Comme des voyageurs pensifs, rencontrant en chemin des gens inconnus, vers eux se tournent sans s’arrêter ; ainsi derrière nous, venant avec vitesse et nous dépassant, étonné je regardais une troupe d’âmes silencieuse et dévote. Toutes avaient les yeux ténébreux et caves, la face pâle, et le corps si décharné, que sur les os la peau se collait. Je ne crois pas que le jeûne eût desséché Érésichthon [2] jusqu’à une si mince pellicule, lorsqu’à sa faim il ne resta qu’elle. Je disais, pensant en moi-même : Voilà la gent qui perdit Jérusalem, lorsque dans son fils Marie [3] mit la dent. Les orbites ressemblaient à des anneaux sans gemmes. Qui sur le visage des hommes lit O M O, aurait ici bien distingué le M [4]. Qui, ne sachant pas comment [5], croirait que l’odeur d’une pomme et celle d’une eau, engendrant le désir, pût réduire à un tel état ? Je m’étonnais de ce qui tant les affame, ignorant encore la cause de leur maigreur et de leur triste écorce ; quand tout à coup une ombre, du fond de la tête tourna vers moi les yeux, et me regarda fixement, et avec force cria : « Quelle grâce m’est celle-ci ? »

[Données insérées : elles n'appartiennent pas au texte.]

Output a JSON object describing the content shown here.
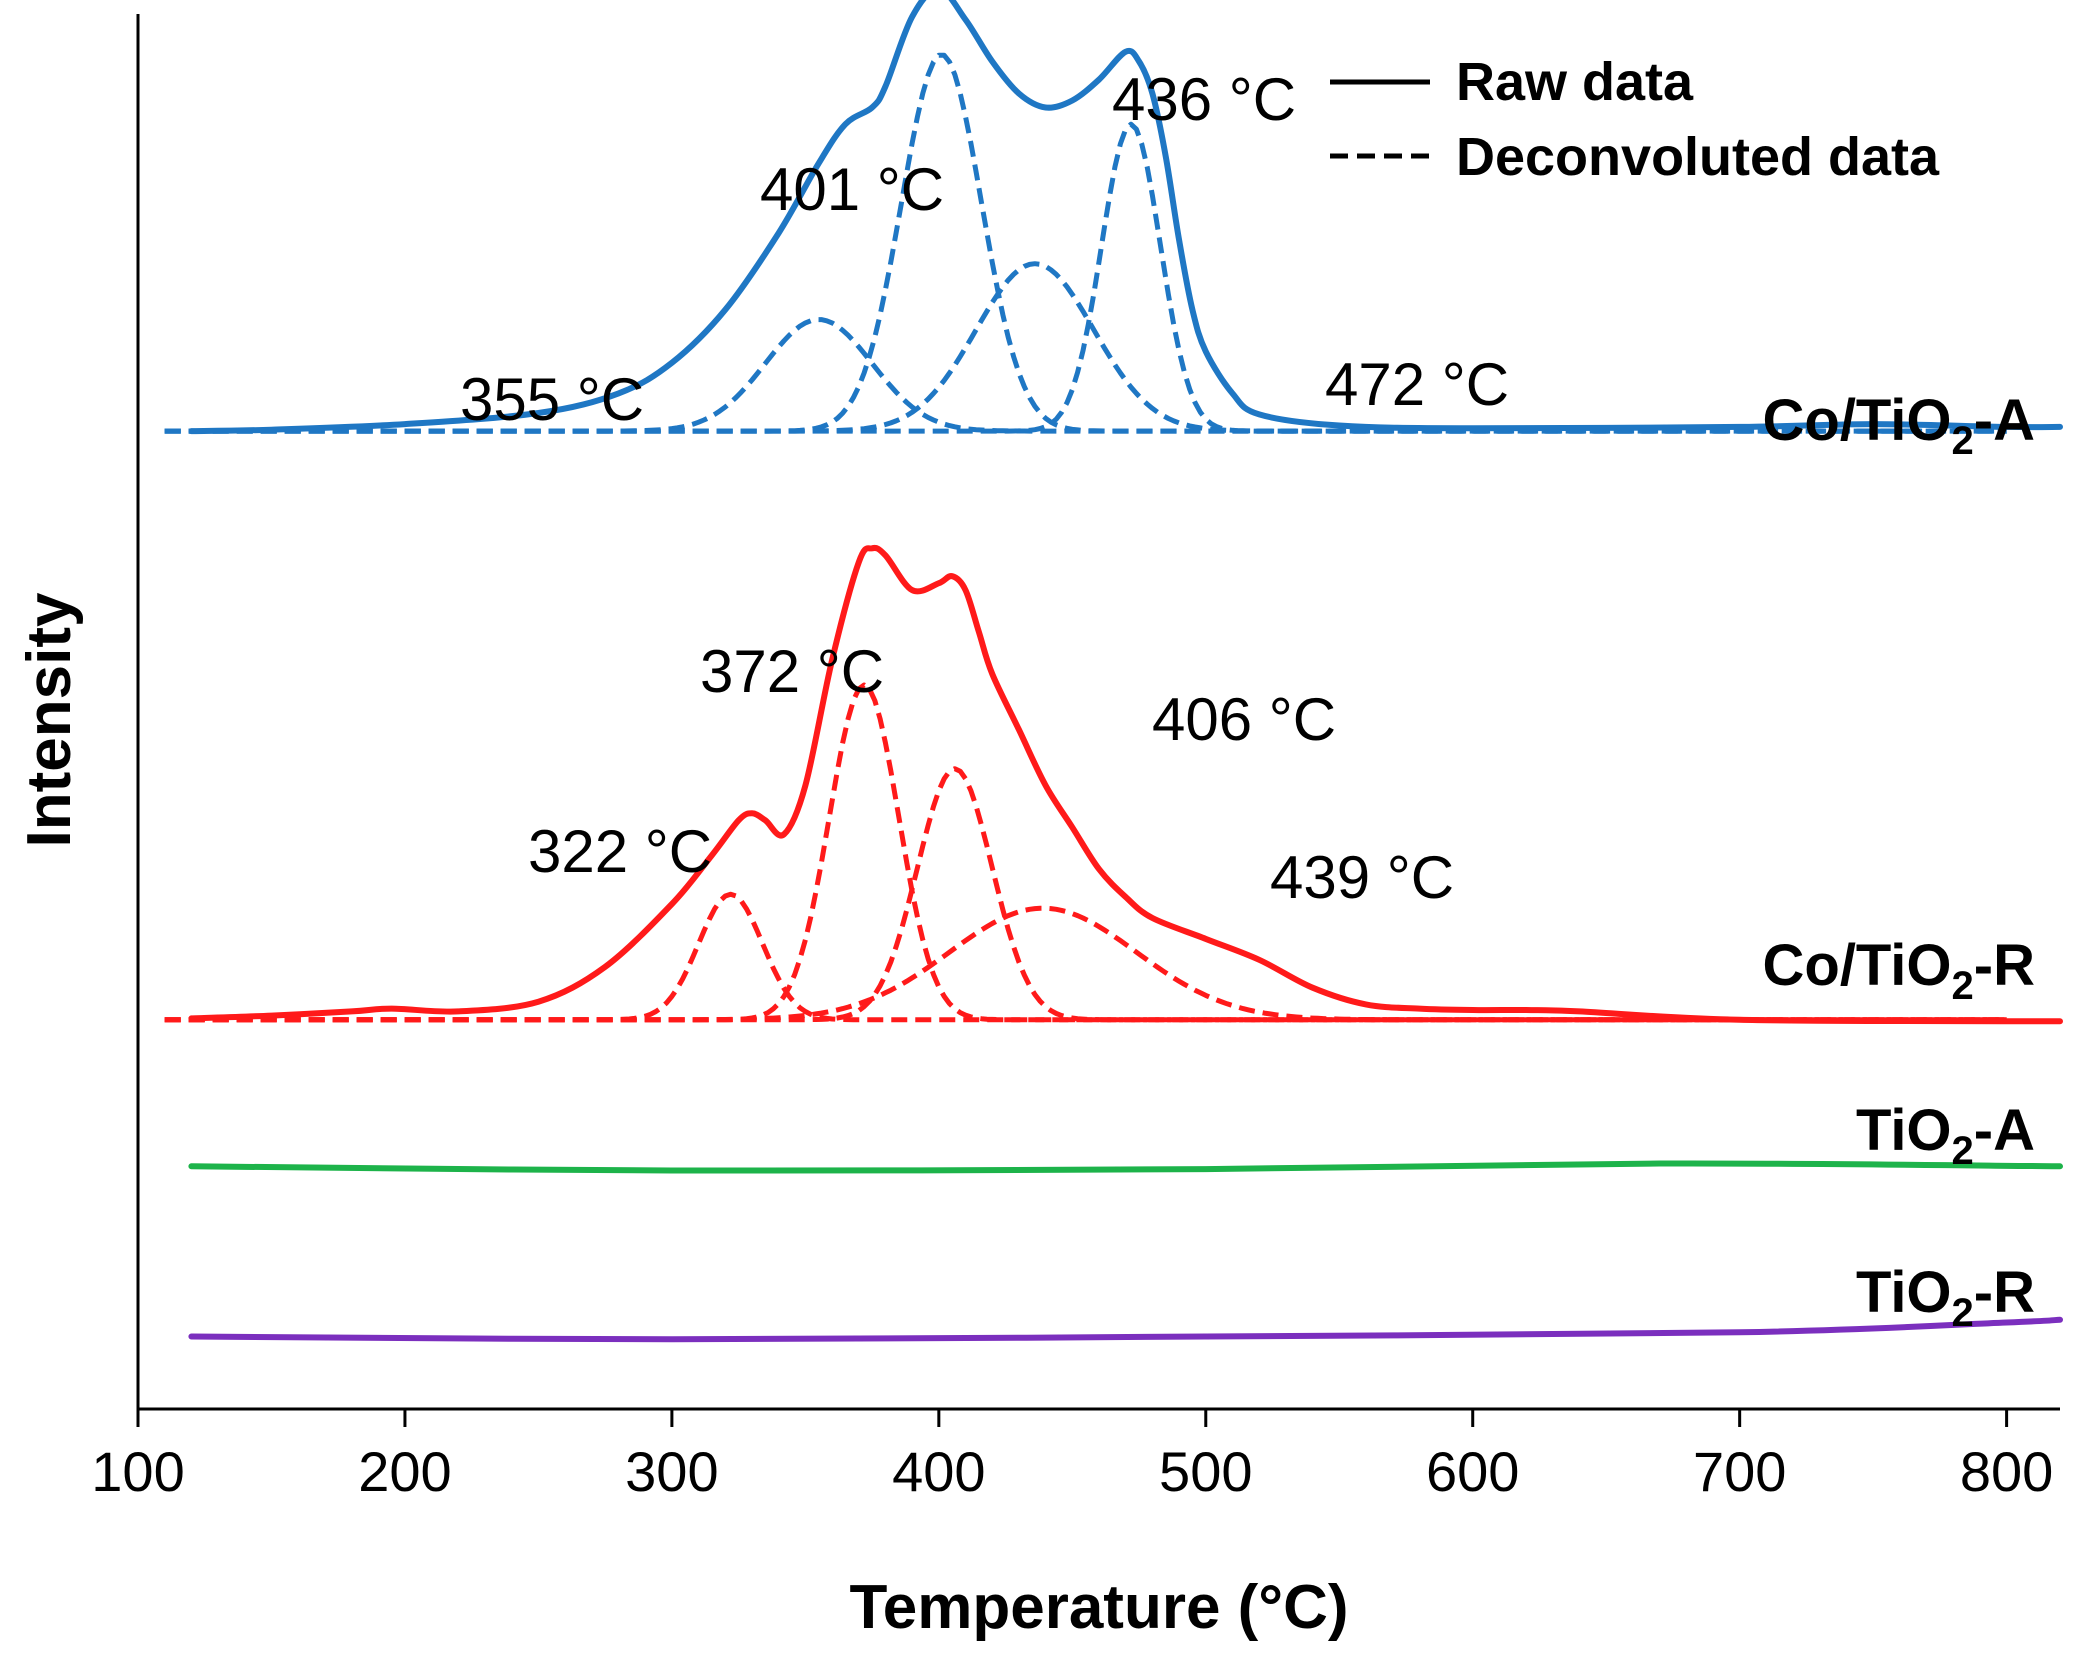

Je ne l’aurais jamais reconnu au visage ; mais la voix m’a découvert ce que l’aspect en soi tenait enfermé. Cette étincelle

  1. Commencement du verset 17 du psaume L : « Domine, labia mea, aperies, et os meum annuntiabit laudem tuam ; — Seigneur, vous ouvrirez mes lèvres, et ma bouche annoncera vos louanges. »
  2. Thessalien qui, disent les Poètes, ayant méprisé Cérès et défendu de lui offrir des sacrifices, fut, par la vengeance de la déesse, saisi d’une faim si furieuse, qu’après avoir consumé tout ce qu’il possédait, il finit par se dévorer lui-même. — OVIDE, Métam. lib. VIII, fab. II.
  3. Femme juive qui, pendant le siège de Jérusalem, mangea son propre fils.
  4. Dans cette comparaison bizarre, les deux o représentent les yeux, et l’m le nez. Ainsi, le Poète veut dire que les deux o, les yeux, ayant disparu, l’m ou le nez restait seul apparent.
  5. En ignorant la cause.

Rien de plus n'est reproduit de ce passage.